Originally posted on 9/13/2016
Here at The Hickman, we kickstart our daily stand-up meetings with a moment of reflection and gratitude. The topics that our team members choose to discuss during this time can vary greatly – from appreciating a colleague’s support to celebrating the successful completion of a work project, relishing a delightful weekend event, or receiving positive news about a medical test. The Hickman has no predefined rules about what one can express gratitude for. Our simple yet sincere effort is to nurture a culture of gratitude within ourselves and as a cohesive work team.
It’s important to acknowledge that expressing gratitude isn’t always effortless for us. Some days, our moments of reflection are accompanied by more silence than spoken words. In those times, we remind each other that there is always something to be thankful for. We persist in this practice because gratitude contributes to our overall well-being.
And we have scientific evidence to support this belief.
Although Positive Psychology, as a contemporary field of study, has recently delved deeper into the research on gratitude, the concept that gratitude plays a pivotal role in health and well-being has been recognized throughout history. Scholars and spiritual leaders across ages have extolled the manifold benefits of gratitude and encouraged its adoption as a virtue.
Today, an expanding body of research underscores the positive impacts of gratitude. For instance, expressing gratitude is linked to cultivating stronger and more harmonious relationships. Whether in committed partnerships or professional settings, conveying gratitude toward others fosters positive feelings and a greater commitment to nurturing those relationships.
Furthermore, grateful individuals tend to be more optimistic. Optimism, a trait proven to enhance the immune system, is also associated with better health outcomes in individuals who undergo surgery.
The practice of gratitude is also associated with better stress management. Stress, when inadequately managed, can have detrimental health consequences, including heart disease and cancer. Scientific evidence suggests that gratitude significantly aids in coping with everyday challenges, thereby reducing the burden of stress, whether it is consciously or subconsciously carried.
Research has also shown a correlation between an individual’s level of gratitude and their engagement in positive health behaviors. These behaviors, such as regular exercise, a healthy diet, and proactive healthcare, contribute to better overall health.
In today’s society, marked by sarcasm and cynicism, cultivating gratitude and optimism may require a deliberate effort. The good news is that we can deepen these qualities within ourselves. Here are some proven strategies to do just that:
- Maintain a gratitude journal: Regularly jot down the things you are thankful for in life, no matter how small.
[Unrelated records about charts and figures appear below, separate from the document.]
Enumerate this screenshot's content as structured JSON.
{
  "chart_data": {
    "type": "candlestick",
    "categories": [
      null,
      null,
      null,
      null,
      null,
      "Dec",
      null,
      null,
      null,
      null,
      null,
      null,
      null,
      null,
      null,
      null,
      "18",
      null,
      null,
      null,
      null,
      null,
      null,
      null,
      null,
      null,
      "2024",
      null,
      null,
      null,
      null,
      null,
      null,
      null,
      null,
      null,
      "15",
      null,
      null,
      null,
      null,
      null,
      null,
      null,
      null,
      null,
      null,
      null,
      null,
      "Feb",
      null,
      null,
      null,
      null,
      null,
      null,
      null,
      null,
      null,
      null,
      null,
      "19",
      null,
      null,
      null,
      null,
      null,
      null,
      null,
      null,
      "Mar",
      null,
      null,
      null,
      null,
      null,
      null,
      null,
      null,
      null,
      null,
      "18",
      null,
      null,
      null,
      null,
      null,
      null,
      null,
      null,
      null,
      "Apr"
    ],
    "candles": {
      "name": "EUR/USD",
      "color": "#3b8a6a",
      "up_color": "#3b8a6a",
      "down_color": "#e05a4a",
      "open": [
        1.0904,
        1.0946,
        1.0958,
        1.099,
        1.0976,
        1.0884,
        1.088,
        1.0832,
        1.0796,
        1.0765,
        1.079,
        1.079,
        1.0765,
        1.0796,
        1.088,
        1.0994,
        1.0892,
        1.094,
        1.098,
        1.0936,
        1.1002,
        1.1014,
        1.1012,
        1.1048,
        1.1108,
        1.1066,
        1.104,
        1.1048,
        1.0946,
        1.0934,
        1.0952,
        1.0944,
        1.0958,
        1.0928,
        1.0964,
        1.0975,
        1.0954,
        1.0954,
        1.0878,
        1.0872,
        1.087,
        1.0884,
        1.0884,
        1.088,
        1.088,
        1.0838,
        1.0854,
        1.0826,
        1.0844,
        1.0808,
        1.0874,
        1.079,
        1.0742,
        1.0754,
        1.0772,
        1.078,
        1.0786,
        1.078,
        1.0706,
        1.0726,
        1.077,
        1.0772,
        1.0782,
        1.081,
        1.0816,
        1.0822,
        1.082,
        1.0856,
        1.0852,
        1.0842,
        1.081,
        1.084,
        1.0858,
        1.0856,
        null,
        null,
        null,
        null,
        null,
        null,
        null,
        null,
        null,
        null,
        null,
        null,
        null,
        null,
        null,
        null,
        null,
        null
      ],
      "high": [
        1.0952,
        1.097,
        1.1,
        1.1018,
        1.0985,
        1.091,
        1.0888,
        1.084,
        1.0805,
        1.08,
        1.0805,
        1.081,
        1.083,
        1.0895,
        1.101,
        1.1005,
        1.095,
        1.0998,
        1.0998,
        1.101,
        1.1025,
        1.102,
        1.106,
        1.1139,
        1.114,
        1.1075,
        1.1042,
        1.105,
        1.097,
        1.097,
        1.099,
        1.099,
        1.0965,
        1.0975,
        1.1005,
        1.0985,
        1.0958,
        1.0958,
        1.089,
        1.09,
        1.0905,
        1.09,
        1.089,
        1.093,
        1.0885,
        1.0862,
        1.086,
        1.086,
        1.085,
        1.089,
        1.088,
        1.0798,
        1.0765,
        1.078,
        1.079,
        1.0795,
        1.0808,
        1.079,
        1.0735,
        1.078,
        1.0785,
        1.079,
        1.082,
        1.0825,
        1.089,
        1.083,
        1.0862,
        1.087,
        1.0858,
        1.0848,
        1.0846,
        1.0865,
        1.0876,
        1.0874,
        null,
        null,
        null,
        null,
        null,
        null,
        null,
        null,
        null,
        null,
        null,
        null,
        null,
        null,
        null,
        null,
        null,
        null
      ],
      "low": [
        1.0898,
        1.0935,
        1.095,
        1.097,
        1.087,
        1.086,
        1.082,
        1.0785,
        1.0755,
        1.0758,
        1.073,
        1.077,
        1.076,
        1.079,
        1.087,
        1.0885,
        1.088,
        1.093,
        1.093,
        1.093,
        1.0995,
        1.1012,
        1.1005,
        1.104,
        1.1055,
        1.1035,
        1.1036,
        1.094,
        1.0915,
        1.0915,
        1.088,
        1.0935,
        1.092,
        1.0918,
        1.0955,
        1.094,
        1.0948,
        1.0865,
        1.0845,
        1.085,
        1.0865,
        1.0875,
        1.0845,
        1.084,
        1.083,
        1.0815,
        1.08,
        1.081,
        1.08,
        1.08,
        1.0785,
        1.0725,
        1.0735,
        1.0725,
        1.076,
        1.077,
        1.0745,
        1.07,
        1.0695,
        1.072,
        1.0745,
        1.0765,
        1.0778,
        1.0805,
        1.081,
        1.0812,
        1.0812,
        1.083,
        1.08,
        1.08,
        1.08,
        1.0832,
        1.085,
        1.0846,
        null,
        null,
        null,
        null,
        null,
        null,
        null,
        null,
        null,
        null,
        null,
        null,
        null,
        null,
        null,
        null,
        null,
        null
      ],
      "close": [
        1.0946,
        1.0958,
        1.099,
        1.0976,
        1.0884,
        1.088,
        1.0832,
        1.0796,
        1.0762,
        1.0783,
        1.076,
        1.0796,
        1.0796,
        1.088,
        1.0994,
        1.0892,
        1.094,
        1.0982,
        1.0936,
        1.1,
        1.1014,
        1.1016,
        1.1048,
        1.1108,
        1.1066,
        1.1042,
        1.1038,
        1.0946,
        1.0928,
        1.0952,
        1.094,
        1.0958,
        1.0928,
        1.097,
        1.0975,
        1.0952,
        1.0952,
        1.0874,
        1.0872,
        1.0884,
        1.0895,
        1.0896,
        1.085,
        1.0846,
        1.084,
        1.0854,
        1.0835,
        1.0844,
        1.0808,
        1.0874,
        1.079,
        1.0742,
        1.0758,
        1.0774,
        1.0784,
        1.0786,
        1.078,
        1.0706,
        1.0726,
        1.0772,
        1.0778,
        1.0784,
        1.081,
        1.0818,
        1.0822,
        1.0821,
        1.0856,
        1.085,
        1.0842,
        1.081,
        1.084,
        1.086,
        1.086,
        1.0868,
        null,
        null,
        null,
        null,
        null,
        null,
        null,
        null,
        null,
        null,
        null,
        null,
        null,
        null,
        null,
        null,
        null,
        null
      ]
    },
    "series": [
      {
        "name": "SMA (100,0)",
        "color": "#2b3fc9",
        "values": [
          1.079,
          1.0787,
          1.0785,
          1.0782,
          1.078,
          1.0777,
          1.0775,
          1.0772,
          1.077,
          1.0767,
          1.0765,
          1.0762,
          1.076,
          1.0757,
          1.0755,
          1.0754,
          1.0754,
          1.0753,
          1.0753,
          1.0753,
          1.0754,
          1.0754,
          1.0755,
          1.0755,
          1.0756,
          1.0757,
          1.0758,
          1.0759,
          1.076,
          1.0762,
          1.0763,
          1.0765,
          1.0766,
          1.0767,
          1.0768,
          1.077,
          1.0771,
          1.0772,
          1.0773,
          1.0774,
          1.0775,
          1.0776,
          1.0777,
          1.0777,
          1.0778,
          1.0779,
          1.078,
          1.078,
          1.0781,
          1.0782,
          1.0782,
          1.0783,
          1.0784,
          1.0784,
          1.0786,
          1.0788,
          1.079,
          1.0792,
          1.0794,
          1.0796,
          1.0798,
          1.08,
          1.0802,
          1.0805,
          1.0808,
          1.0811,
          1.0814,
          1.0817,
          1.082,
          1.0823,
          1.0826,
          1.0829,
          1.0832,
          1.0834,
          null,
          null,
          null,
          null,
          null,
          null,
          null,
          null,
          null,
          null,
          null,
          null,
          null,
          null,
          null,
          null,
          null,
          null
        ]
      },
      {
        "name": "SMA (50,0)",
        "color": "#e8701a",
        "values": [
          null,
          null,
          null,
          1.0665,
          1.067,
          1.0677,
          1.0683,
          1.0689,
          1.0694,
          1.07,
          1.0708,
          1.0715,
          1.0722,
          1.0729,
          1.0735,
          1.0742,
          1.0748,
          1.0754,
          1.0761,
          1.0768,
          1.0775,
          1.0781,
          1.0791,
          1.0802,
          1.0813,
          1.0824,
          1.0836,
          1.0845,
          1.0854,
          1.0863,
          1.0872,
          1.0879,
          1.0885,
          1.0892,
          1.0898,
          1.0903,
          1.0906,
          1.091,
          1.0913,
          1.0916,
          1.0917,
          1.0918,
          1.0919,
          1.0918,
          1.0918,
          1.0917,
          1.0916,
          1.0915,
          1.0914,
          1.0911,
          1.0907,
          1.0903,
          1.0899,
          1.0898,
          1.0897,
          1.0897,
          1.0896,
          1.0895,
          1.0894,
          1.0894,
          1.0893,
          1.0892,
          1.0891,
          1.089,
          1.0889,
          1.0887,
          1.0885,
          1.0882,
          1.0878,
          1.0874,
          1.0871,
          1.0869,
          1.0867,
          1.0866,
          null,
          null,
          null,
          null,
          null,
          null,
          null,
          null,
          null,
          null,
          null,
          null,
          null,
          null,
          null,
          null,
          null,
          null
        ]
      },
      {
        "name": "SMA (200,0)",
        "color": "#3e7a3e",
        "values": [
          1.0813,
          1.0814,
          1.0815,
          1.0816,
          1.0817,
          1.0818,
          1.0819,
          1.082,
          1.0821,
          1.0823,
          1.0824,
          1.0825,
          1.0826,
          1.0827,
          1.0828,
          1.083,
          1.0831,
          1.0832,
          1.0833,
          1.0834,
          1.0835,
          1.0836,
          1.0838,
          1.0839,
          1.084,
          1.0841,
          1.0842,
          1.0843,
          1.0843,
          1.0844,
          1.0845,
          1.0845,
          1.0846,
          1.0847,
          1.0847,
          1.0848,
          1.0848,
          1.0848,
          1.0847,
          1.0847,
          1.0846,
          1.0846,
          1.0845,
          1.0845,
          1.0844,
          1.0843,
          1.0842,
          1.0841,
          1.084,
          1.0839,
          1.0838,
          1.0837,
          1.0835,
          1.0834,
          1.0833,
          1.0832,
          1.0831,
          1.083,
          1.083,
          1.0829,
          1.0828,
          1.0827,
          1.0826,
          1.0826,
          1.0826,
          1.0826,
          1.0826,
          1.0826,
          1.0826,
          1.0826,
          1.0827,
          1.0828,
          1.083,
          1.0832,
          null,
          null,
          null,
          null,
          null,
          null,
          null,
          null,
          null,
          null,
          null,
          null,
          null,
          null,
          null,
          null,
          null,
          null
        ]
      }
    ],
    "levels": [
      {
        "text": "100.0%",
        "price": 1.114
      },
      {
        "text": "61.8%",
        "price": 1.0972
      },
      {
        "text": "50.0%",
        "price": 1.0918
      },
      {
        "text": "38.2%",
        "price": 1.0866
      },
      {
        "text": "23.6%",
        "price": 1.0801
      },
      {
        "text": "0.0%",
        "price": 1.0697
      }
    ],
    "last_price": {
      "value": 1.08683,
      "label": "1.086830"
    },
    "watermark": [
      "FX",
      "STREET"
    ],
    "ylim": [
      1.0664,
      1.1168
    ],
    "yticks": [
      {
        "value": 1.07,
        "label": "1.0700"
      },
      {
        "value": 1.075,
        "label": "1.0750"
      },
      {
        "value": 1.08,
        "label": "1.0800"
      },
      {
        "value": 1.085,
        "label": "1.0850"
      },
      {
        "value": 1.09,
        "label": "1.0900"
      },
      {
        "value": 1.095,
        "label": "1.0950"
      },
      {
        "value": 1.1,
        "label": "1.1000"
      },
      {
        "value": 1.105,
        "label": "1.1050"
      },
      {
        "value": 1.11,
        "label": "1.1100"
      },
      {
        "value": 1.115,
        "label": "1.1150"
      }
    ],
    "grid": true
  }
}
Review and add to this list as you go along.
- Practice positive self-talk: Replace negative thoughts with more positive and uplifting ones.
- Embrace intentional optimism: Even in challenging situations, actively seek opportunities for growth and unexpected benefits.
- Write thank-you notes: Express appreciation to someone, whether for a specific favor or simply for their friendship.
Robert Emmons, a leading expert on gratitude, conducted research showing that those who kept a gratitude journal at least once a week experienced fewer physical health issues, reported greater life satisfaction, and held a more optimistic outlook for the future.
In the article, Benefits of Gratitude: 31 Powerful Reasons to be More Grateful, the benefits span across several dimensions of well-being: emotional, social, personality/spirituality, health, and career. Ultimately, the most significant benefit is happiness. A deeper sense of gratitude leads to greater happiness and well-being, a powerful message that transcends age and extends a warm invitation to us all.